Introduction: Salbutamol is a selective B2-adrenergic agonist, which has previously been described to be associated with partial improvement of myasthenia gravis and congenital myasthenic syndromes (CMS). In this study, we analyzed the effect of salbutamol in five patients with Dok-7 CMS.
Methods: We studied 5 patients (2 male and 3 female), with a mean age of 27±11.06 years, who harbored c.1124_1127dupTGCC, p.G64R and/or p.S45L mutations in DOK7 gene. Salbutamol was given at a dose of 2mg three times daily (6 mg/day) to all patients. The response was assessed by QMG score at baseline, 3, 6, 9 and 12 months; ADL-MG score and 6 minute walk test at baseline and after 12 months during follow-up clinic visits. Side effect profile of salbutamol was also evaluated.

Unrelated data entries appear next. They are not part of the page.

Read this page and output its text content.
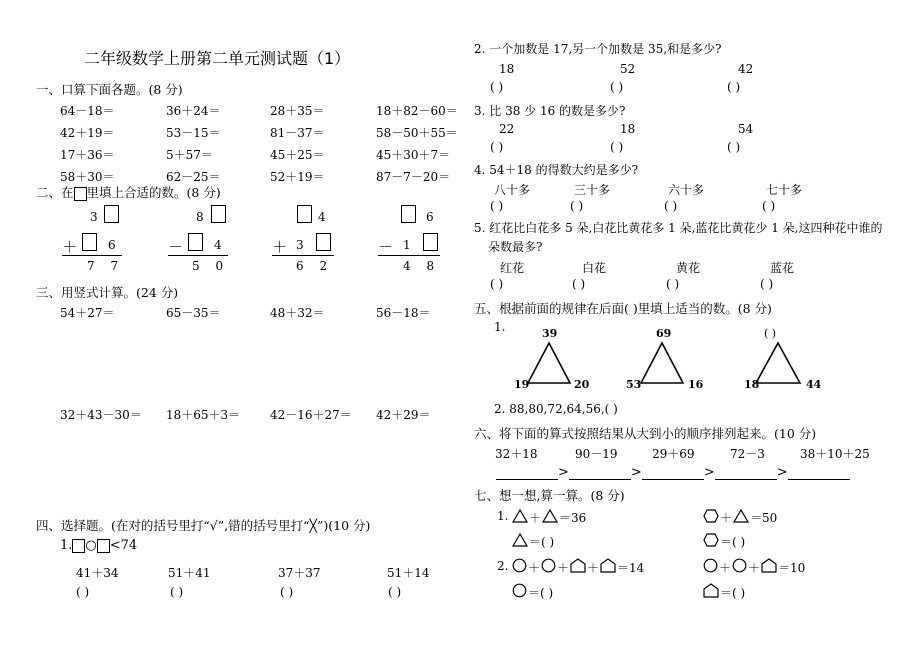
二年级数学上册第二单元测试题（1）
一、口算下面各题。(8 分)
64－18＝	36＋24＝	28＋35＝	18＋82－60＝
42＋19＝	53－15＝	81－37＝	58－50＋55＝
17＋36＝	5＋57＝	45＋25＝	45＋30＋7＝
58＋30＝	62－25＝	52＋19＝	87－7－20＝
二、在 里填上合适的数。(8 分)
3
＋	6
7 7
8
－	4
5 0
4
＋ 3
6 2
6
－ 1
4 8
三、用竖式计算。(24 分)
54＋27＝	65－35＝	48＋32＝	56－18＝
32＋43－30＝ 18＋65＋3＝ 42－16＋27＝ 42＋29＝
四、选择题。(在对的括号里打“√”,错的括号里打“╳”)(10 分)
1. ○ <74
41＋34	51＋41	37＋37	51＋14
( )	( )	( )	( )
2. 一个加数是 17,另一个加数是 35,和是多少?
18	52	42
( )	( )	( )
3. 比 38 少 16 的数是多少?
22	18	54
( )	( )	( )
4. 54＋18 的得数大约是多少?
八十多	三十多	六十多	七十多
( )	( )	( )	( )
5. 红花比白花多 5 朵,白花比黄花多 1 朵,蓝花比黄花少 1 朵,这四种花中谁的
朵数最多?
红花	白花	黄花	蓝花
( )	( )	( )	( )
五、根据前面的规律在后面( )里填上适当的数。(8 分)
1.	39
19	20
69
53	16
( )
18	44
2. 88,80,72,64,56,( )
六、将下面的算式按照结果从大到小的顺序排列起来。(10 分)
32＋18	90－19	29＋69	72－3	38＋10＋25
>	>	>	>
七、想一想,算一算。(8 分)
1. ＋ ＝36
＝( )
＋ ＝50
＝( )
2. ＋ ＋ ＋ ＝14
＝( )
＋ ＋ ＝10
＝( )
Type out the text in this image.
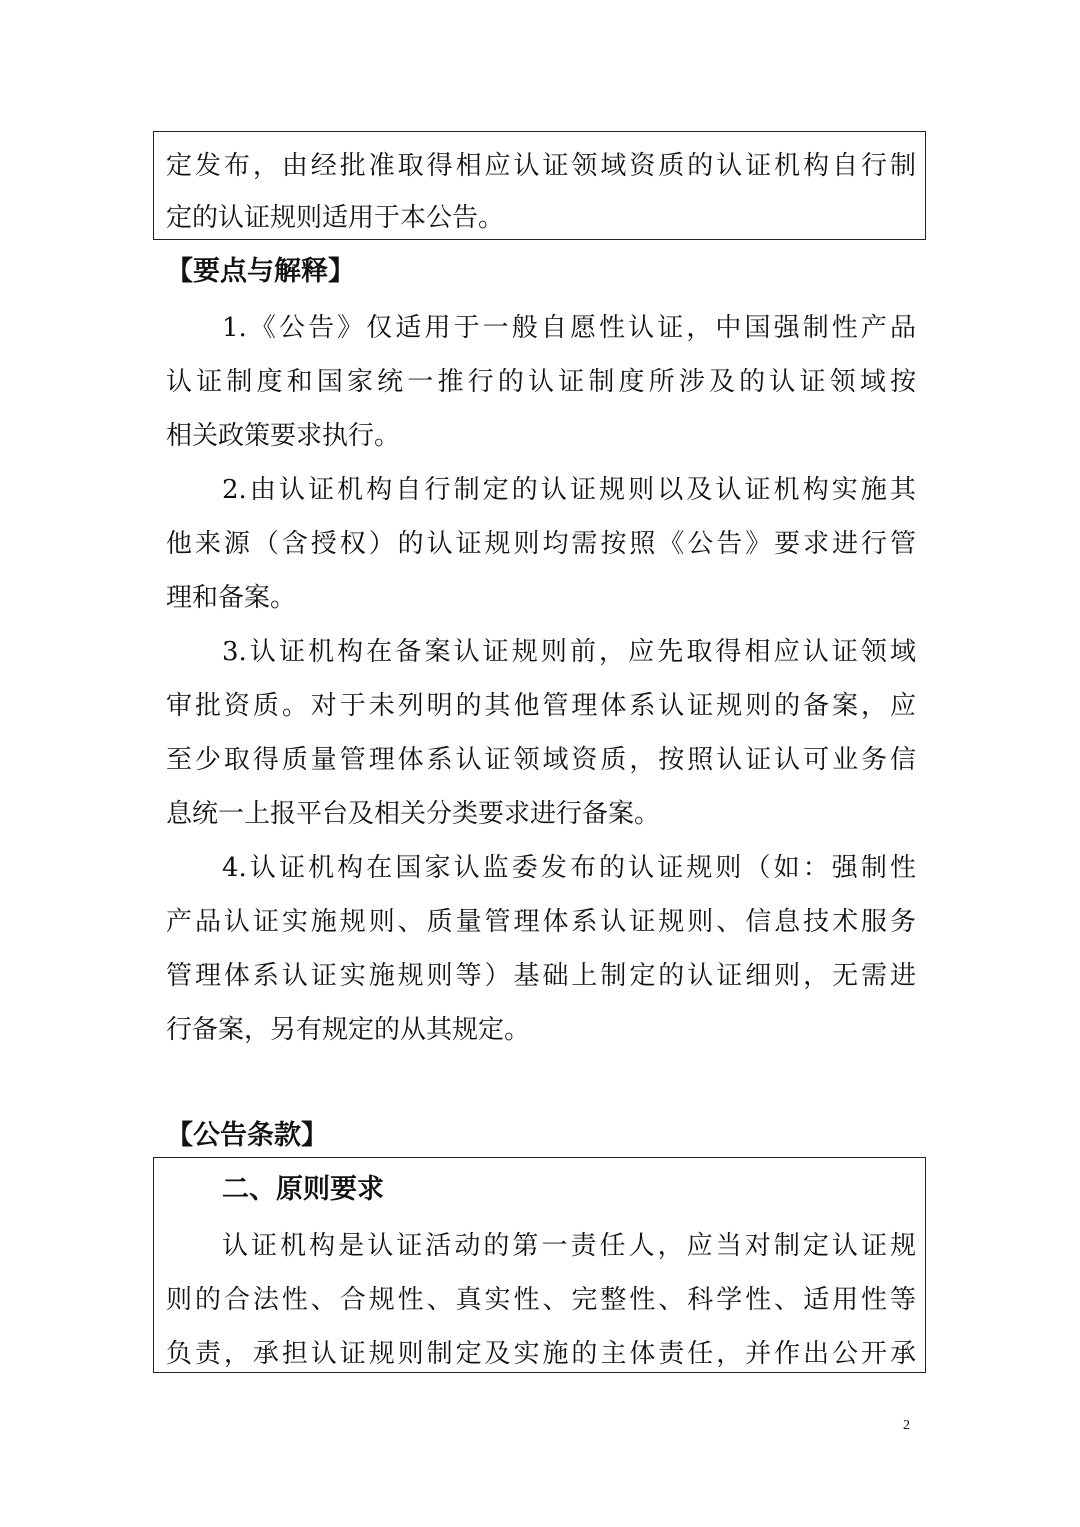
定发布，由经批准取得相应认证领域资质的认证机构自行制
定的认证规则适用于本公告。
【要点与解释】
1.《公告》仅适用于一般自愿性认证，中国强制性产品
认证制度和国家统一推行的认证制度所涉及的认证领域按
相关政策要求执行。
2.由认证机构自行制定的认证规则以及认证机构实施其
他来源（含授权）的认证规则均需按照《公告》要求进行管
理和备案。
3.认证机构在备案认证规则前，应先取得相应认证领域
审批资质。对于未列明的其他管理体系认证规则的备案，应
至少取得质量管理体系认证领域资质，按照认证认可业务信
息统一上报平台及相关分类要求进行备案。
4.认证机构在国家认监委发布的认证规则（如：强制性
产品认证实施规则、质量管理体系认证规则、信息技术服务
管理体系认证实施规则等）基础上制定的认证细则，无需进
行备案，另有规定的从其规定。
【公告条款】
二、原则要求
认证机构是认证活动的第一责任人，应当对制定认证规
则的合法性、合规性、真实性、完整性、科学性、适用性等
负责，承担认证规则制定及实施的主体责任，并作出公开承
2
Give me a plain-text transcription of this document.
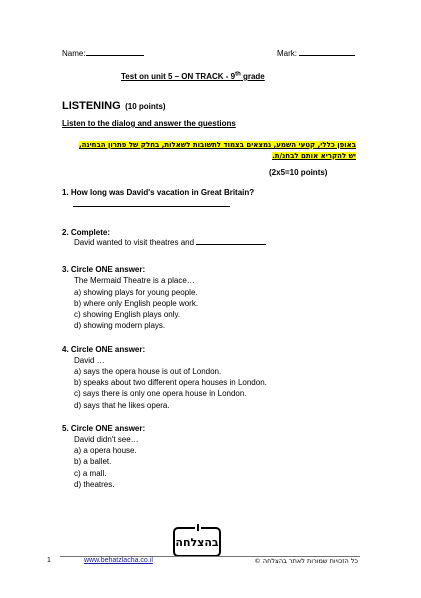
Name:	Mark:
Test on unit 5 – ON TRACK - 9th grade
LISTENING (10 points)
Listen to the dialog and answer the questions
באופן כללי, קטעי השמע, נמצאים בצמוד לתשובות לשאלות, בחלק של פתרון הבחינה,
יש להקריא אותם לבחנ/ת.
(2x5=10 points)
1. How long was David's vacation in Great Britain?
2. Complete:
David wanted to visit theatres and
3. Circle ONE answer:
The Mermaid Theatre is a place…
a) showing plays for young people.
b) where only English people work.
c) showing English plays only.
d) showing modern plays.
4. Circle ONE answer:
David …
a) says the opera house is out of London.
b) speaks about two different opera houses in London.
c) says there is only one opera house in London.
d) says that he likes opera.
5. Circle ONE answer:
David didn't see…
a) a opera house.
b) a ballet.
c) a mall.
d) theatres.
בהצלחה
1	www.behatzlacha.co.il	כל הזכויות שמורות לאתר בהצלחה ©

Results: We noted an increasingly positive response as measured by the QMG score after 3 months of salbutamol treatment. Improvement in specific subcomponents of the QMG score such as leg outstretched in 45° supine was most marked. In ADL-MG scores and 6 minute walk test, comparison between baseline and after 12 months revealed a clear beneficial response. Salbutamol was well tolerated in all patients.
Conclusions: Salbutamol is an effective treatment in Dok-7 CMS. This study provides class IV evidence that salbutamol given at a dose 6 mg/day improves function as measured by the QMG score, ADL-MG score and 6 minute walk test.
Keywords: 6MWT; 6minute walk test; ADL-MG; Albuterol; CMS; CMS related to Dok-7 deficiency; Congenital myasthenic syndromes; DOK7 mutation; Dok-7 CMS; Limb-girdle congenital myasthenic syndrome; QMG; Salbutamol; Treatment; congenital myasthenic syndromes; myasthenia gravis activities of daily living; quantitative myasthenia gravis.